The SFT dataset contains (prompt p, response y) pairs. The loss is L = -sum log P(y_t | p, y_<t). The model is trained with gradient descent on these pairs, typically with a small learning rate. Techniques like LoRA or QLoRA are often used to reduce compute costs. Data may come from human annotators (e.g. FLAN, Dolly) or be synthetically generated by a stronger model.
Pre-trained models are good at text completion but not at following user instructions, answering questions in chat format, or generating safe and helpful responses.
SFT on a narrow dataset can cause the model to forget previously learned capabilities. Use diverse datasets or regularization.
With too few examples or too many epochs, the model memorizes demonstrations rather than generalizing.
Noisy, inconsistent, or biased SFT data is directly reflected in model behavior.

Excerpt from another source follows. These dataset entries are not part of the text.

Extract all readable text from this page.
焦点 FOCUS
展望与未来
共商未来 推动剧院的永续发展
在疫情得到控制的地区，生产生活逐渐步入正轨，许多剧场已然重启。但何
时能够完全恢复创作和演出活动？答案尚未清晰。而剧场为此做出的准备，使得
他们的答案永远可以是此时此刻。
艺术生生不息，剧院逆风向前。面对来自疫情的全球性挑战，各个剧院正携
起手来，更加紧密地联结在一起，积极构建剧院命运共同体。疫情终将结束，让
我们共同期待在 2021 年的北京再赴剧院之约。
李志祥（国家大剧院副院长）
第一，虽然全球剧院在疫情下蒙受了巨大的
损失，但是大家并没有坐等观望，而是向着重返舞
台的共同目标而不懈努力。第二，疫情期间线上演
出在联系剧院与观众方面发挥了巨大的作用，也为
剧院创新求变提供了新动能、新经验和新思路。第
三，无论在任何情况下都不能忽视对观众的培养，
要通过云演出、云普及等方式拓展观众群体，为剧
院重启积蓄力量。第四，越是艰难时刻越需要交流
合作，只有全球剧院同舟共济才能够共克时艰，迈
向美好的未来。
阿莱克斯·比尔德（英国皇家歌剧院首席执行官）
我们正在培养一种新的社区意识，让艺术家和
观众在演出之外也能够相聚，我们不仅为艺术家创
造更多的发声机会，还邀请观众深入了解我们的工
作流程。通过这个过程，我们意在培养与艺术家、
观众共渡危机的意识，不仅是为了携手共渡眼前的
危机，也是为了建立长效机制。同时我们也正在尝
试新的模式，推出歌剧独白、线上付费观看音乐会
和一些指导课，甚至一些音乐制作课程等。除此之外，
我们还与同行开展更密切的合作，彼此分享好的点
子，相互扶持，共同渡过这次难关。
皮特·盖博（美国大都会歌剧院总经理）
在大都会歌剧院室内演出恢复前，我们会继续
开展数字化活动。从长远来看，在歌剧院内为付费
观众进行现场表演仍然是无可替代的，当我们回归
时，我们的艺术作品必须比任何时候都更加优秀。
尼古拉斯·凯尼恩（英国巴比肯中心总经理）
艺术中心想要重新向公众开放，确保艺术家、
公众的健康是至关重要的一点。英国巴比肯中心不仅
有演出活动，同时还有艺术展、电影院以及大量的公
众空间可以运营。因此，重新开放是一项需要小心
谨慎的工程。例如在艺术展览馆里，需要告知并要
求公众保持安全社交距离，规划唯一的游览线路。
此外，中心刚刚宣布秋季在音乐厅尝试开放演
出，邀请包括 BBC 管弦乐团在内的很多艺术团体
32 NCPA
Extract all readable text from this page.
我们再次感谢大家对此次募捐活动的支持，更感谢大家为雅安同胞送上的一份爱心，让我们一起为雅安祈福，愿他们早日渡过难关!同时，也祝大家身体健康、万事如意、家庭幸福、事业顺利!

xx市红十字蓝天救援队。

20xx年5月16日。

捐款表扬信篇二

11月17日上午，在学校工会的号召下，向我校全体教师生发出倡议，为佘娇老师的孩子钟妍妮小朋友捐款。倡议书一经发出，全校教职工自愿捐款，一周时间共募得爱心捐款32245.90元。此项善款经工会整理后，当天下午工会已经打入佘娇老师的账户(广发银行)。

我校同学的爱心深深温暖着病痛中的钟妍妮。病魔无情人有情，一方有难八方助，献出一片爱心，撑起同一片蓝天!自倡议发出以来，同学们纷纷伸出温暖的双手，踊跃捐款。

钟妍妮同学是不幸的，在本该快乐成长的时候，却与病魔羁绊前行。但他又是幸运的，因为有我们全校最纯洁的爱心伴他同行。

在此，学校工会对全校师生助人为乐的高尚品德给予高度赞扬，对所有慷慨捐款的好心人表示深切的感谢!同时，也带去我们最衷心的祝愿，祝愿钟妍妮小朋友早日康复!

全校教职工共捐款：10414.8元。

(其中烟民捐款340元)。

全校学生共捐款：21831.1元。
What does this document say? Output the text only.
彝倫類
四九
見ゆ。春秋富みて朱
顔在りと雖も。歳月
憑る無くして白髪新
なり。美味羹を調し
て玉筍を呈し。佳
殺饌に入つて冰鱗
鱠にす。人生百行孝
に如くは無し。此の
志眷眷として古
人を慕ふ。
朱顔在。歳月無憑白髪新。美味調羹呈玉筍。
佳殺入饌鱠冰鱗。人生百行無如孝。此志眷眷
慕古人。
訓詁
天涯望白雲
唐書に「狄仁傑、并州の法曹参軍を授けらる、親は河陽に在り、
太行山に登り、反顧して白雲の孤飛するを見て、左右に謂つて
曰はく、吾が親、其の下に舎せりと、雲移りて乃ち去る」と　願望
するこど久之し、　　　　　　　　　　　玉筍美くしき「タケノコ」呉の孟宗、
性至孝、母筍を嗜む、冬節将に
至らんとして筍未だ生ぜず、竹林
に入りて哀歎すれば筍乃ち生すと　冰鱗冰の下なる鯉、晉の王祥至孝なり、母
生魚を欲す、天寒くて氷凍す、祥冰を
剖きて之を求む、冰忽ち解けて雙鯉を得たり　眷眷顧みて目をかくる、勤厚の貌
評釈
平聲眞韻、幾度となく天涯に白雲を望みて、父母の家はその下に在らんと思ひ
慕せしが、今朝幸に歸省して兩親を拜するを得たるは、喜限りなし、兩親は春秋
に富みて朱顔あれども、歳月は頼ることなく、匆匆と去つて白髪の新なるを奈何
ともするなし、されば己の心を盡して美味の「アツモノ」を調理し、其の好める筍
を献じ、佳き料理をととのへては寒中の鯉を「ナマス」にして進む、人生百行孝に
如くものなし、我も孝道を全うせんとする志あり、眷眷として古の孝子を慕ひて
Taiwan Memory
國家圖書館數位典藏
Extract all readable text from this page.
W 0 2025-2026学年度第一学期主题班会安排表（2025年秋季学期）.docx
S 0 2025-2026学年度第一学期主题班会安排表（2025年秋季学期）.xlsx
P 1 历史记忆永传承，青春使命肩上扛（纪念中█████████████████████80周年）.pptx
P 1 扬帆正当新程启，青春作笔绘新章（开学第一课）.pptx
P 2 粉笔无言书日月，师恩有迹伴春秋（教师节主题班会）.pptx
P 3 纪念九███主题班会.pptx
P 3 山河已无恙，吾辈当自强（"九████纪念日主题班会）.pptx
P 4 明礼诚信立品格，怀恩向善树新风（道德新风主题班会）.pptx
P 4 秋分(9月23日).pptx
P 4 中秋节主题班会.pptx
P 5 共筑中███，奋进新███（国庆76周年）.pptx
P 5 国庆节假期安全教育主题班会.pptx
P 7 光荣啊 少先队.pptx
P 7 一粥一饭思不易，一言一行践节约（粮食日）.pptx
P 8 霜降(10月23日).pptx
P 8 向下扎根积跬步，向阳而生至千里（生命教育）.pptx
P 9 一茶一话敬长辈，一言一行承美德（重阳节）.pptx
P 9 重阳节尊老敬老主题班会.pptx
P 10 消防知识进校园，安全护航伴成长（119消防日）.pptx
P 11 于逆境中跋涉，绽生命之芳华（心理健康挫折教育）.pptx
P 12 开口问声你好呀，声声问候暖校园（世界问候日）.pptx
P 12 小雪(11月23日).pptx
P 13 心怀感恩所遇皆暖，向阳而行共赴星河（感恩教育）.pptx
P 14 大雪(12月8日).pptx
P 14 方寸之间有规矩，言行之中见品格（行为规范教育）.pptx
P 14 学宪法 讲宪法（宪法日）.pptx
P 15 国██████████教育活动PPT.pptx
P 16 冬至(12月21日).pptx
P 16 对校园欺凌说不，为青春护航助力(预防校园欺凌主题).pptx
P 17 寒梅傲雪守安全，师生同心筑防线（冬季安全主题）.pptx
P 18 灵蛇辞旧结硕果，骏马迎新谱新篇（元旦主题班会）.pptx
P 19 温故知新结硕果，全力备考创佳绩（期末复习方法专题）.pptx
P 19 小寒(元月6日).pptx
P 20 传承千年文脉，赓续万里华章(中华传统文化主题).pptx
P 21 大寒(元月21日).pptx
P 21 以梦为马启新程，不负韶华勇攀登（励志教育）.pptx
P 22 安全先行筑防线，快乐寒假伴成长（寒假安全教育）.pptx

Quality > quantity.
Radford et al. and Devlin et al. establish the pre-train/fine-tune paradigm.
Wei et al. show that fine-tuning on diverse instruction datasets improves zero-shot performance.
Ouyang et al. formalize SFT as the first step before reward modeling and PPO.
Hu et al. (LoRA) and Dettmers et al. (QLoRA) enable SFT on consumer hardware by training only low-rank adapters.
Fine-tuning requires GPU for gradient computation on large models — minimum 1× A100 80GB for 7B models, multi-GPU for 70B+.
TPU v4/v5 used by Google and large orgs for SFT on 100B+ models due to high HBM throughput.